Il caso riaperto di Hakamada
Il caso è stato riaperto nel marzo del 2023 il tribunale distrettuale di Shizuoka, a ovest di Tokyo. I dubbi sulla vicenda che hanno attraversato la società giapponese, e che hanno generato un movimento contrario alla pena di morte che ha trovato nell’ex pugile un simbolo perfetto, hanno sempre impedito che la pena capitale venisse applicata. Nessun ministro della Giustizia ha mai firmato il decreto di condanna a morte. Anche ieri centinaia di persone hanno atteso davanti al tribunale di Shizuoka, per cercare di ottenere un posto per il verdetto atteso nel primo pomeriggio. “Si è trattato di una manipolazione delle prove”, ha dichiarato infine il giudice Koshi Kunii.
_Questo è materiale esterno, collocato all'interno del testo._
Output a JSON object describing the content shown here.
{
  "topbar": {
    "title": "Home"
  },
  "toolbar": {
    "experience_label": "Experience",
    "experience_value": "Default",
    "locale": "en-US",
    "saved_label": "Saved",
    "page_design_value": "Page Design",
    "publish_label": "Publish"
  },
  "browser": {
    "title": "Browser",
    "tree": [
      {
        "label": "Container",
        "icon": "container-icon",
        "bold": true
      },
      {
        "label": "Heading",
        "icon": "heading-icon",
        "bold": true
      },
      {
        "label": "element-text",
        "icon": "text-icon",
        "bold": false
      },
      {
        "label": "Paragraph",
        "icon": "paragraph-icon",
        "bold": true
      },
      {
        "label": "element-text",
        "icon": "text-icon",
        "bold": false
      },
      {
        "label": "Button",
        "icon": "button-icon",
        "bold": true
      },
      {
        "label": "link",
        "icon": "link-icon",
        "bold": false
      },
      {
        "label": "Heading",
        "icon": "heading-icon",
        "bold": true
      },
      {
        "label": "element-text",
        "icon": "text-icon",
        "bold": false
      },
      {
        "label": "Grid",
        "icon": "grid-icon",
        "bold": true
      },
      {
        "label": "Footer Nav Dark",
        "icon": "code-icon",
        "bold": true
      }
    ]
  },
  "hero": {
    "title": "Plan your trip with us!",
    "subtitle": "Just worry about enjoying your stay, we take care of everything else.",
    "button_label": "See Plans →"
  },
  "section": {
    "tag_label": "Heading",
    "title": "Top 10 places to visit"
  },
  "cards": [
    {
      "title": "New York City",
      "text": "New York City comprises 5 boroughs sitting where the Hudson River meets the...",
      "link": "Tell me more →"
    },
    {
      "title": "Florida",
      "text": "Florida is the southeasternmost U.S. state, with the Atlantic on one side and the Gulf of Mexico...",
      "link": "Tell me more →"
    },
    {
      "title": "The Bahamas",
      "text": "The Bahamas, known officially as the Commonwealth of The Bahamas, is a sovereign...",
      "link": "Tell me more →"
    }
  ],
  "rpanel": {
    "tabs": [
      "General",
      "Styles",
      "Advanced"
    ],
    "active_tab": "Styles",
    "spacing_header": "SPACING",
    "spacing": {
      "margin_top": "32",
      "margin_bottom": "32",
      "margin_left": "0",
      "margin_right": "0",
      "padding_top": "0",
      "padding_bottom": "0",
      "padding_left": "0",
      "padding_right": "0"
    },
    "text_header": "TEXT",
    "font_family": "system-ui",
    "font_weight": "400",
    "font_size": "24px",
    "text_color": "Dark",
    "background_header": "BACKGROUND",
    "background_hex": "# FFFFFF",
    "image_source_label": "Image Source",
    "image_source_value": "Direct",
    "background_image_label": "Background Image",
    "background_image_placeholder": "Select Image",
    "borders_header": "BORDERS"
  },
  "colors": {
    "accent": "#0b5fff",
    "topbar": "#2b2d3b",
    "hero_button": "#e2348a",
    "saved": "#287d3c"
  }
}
In Giappone la pena di morte è ancora in vigore. L’unico metodo consentito è tramite impiccagione. I politici non affrontano il tema, non sembrano avere alcuna intenzione di abolire la pena capitale. E secondo alcuni sondaggi la maggior parte della cittadinanza è contraria alla cancellazione. “Sono assolutamente certo che verrà assolto – diceva ai giornalisti un sostenitore di Hakamada ieri – Ma una parte di me non riuscirebbe a festeggiare pienamente l’assoluzione. Il suo caso è un doloroso promemoria di come deve cambiare il sistema di giustizia penale giapponese”. Ancora presto per parlare di un prima e un dopo il caso Hakamada, sulla pena di morte in Giappone, ma questo movimento è qualcosa da non sottovalutare.